Fashion à la Quarantine

Frederick Law curates HYPE’s inaugural online fashion spread, with an added dash of insight on how Covid-19 is impacting the fashion industry.

Photos by Reagan Tan; Modelled by Derrick Jovian Chen.


Published on
November 24, 2020

Covid-19 is probably one of the most disruptive global pandemics to occur in our lifetime, and every country in the civilised world has implemented lockdown measures in varying degrees of severity. The fashion industry has been one of the hardest hit by the coronavirus outbreak and the implementation of these control measures.

Before the epidemic broke out, 80 per cent of transactions in the fashion industry occurred in physical stores. Major fashion shows all over the world were cancelled or postponed at a moment’s notice – Met Gala, Hyères Festival, CFDA Fashion Awards, Parisian Haute Couture Week, and many more.

Nate Herman, senior vice president of policy at the American Apparel & Footwear Association (AFFA), predicted that the industry is on-track to decline 50 per cent to about US$200 billion (S$272 billion).

Ms Daniela Monasterios Tan, a fashion lecturer at LASALLE College of the Arts Singapore, said: “The global pandemic has affected everyone in a highly globalised economy. Fashion involves a very interconnected value chain – from production that is done in China, India, Turkey and Portugal, to fashion weeks held in the world’s fashion cities and all the influencers, models, photographers and journalists that are scattered all over the globe.”

Besides these highly visible aspects of fashion, Ms Tan also mentions the background issues that nobody really talks about. Yet these issues are equally, if not more serious, in their potential implications.


The travel bans and the overall feeling of dread and fear has affected and escalated issues that fashion has been facing such as sustainability, diversity, inequality in labour practices, to name a few.

- Daniela Monasterios Tan

LASALLE College of the Arts Fashion Lecturer

Although the behemoths of the fashion industry are bleeding, the general populace has taken it upon themselves to create, inspire and discover new ways to express themselves in the fashion landscape.

With the majority of people worldwide confined to their homes, no streets to strut or events to attend, seasonal collections suddenly lose their significance.

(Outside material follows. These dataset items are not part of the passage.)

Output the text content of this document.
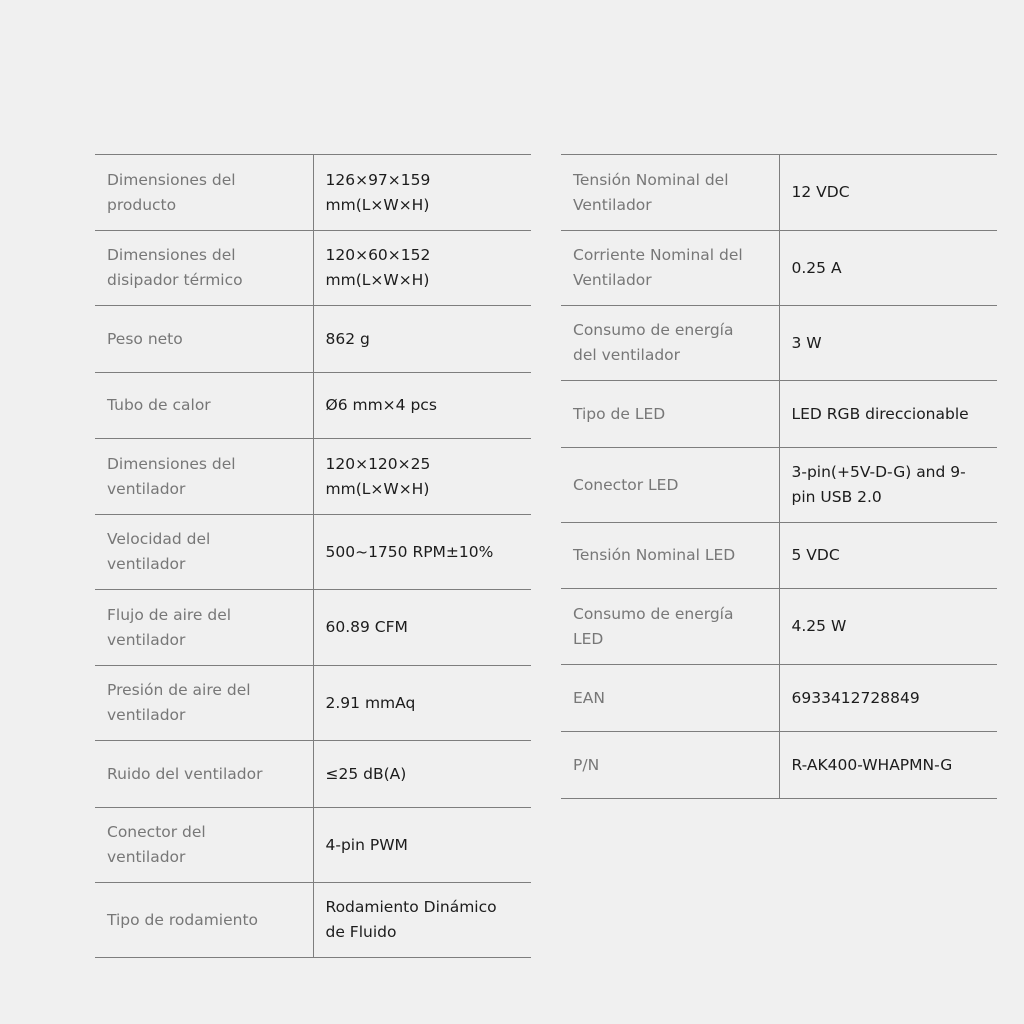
Dimensiones del
producto	126×97×159
mm(L×W×H)
Dimensiones del
disipador térmico	120×60×152
mm(L×W×H)
Peso neto	862 g
Tubo de calor	Ø6 mm×4 pcs
Dimensiones del
ventilador	120×120×25
mm(L×W×H)
Velocidad del
ventilador	500~1750 RPM±10%
Flujo de aire del
ventilador	60.89 CFM
Presión de aire del
ventilador	2.91 mmAq
Ruido del ventilador	≤25 dB(A)
Conector del
ventilador	4-pin PWM
Tipo de rodamiento	Rodamiento Dinámico
de Fluido
Tensión Nominal del
Ventilador	12 VDC
Corriente Nominal del
Ventilador	0.25 A
Consumo de energía
del ventilador	3 W
Tipo de LED	LED RGB direccionable
Conector LED	3-pin(+5V-D-G) and 9-
pin USB 2.0
Tensión Nominal LED	5 VDC
Consumo de energía
LED	4.25 W
EAN	6933412728849
P/N	R-AK400-WHAPMN-G
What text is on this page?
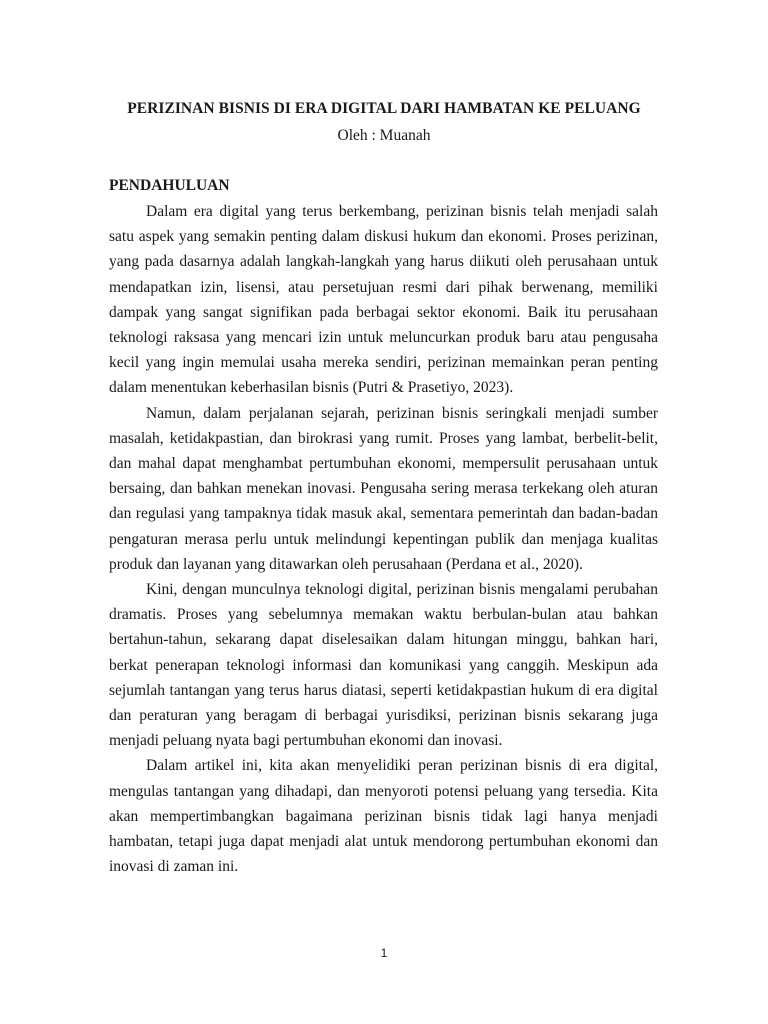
PERIZINAN BISNIS DI ERA DIGITAL DARI HAMBATAN KE PELUANG
Oleh : Muanah
PENDAHULUAN

Dalam era digital yang terus berkembang, perizinan bisnis telah menjadi salah satu aspek yang semakin penting dalam diskusi hukum dan ekonomi. Proses perizinan, yang pada dasarnya adalah langkah-langkah yang harus diikuti oleh perusahaan untuk mendapatkan izin, lisensi, atau persetujuan resmi dari pihak berwenang, memiliki dampak yang sangat signifikan pada berbagai sektor ekonomi. Baik itu perusahaan teknologi raksasa yang mencari izin untuk meluncurkan produk baru atau pengusaha kecil yang ingin memulai usaha mereka sendiri, perizinan memainkan peran penting dalam menentukan keberhasilan bisnis (Putri & Prasetiyo, 2023).

Namun, dalam perjalanan sejarah, perizinan bisnis seringkali menjadi sumber masalah, ketidakpastian, dan birokrasi yang rumit. Proses yang lambat, berbelit-belit, dan mahal dapat menghambat pertumbuhan ekonomi, mempersulit perusahaan untuk bersaing, dan bahkan menekan inovasi. Pengusaha sering merasa terkekang oleh aturan dan regulasi yang tampaknya tidak masuk akal, sementara pemerintah dan badan-badan pengaturan merasa perlu untuk melindungi kepentingan publik dan menjaga kualitas produk dan layanan yang ditawarkan oleh perusahaan (Perdana et al., 2020).

Kini, dengan munculnya teknologi digital, perizinan bisnis mengalami perubahan dramatis. Proses yang sebelumnya memakan waktu berbulan-bulan atau bahkan bertahun-tahun, sekarang dapat diselesaikan dalam hitungan minggu, bahkan hari, berkat penerapan teknologi informasi dan komunikasi yang canggih. Meskipun ada sejumlah tantangan yang terus harus diatasi, seperti ketidakpastian hukum di era digital dan peraturan yang beragam di berbagai yurisdiksi, perizinan bisnis sekarang juga menjadi peluang nyata bagi pertumbuhan ekonomi dan inovasi.

Dalam artikel ini, kita akan menyelidiki peran perizinan bisnis di era digital, mengulas tantangan yang dihadapi, dan menyoroti potensi peluang yang tersedia. Kita akan mempertimbangkan bagaimana perizinan bisnis tidak lagi hanya menjadi hambatan, tetapi juga dapat menjadi alat untuk mendorong pertumbuhan ekonomi dan inovasi di zaman ini.

1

Comfort has become the new normal, with the resurgence of the ‘athleisure’ trend, and micro trends such as DIY tie-dyeing.

HYPE presents our take on fashion in this near post-apocalyptic world that we live in today, in collaboration with Derrick Jovian Chen and Union Studios.

internship during a pandemic

Derrick Jovian Chen, 27, is the protagonist in our story. He is the quintessential millennial; a marriage of good looks, personality, and intelligence. A digital marketing strategist, he plans and manages social media campaigns for SMEs. He is also an influential personality on Instagram, with 62,000 followers watching and waiting for every update on his personal adventures. Although he is well on his way to celebrity status – having recently hosted his first meet-the-fans session – Derrick is surprisingly humble and easygoing.

Union Studios was established in June 2018 by Hanny Surai, 32, and Shanmugam Subramaniam, 38. A clothing retail store, Union Studios is a curation of underground streetwear labels.

We forage the world to find unique pieces that depict a story and are individualistic. We sell streetwear culture and brand stories rather than just fashion.

- Hanny Surai, 32

Union Studios

If their logo looks familiar, that is because it is a caricature of Shanmugam, who Hanny says is “the face of Union Studios”. Shanmugam is an embodiment of the streetwear culture, with his eclectic style and personality. He runs the daily operations in the store amongst other things, while Hanny is perfectly comfortable with staying in the background to run all the other aspects of their business. “In that sense, we complement each other perfectly”, said Hanny. They have also recently initiated the ‘#forlocalsbylocals’ movement in support of local streetwear brands.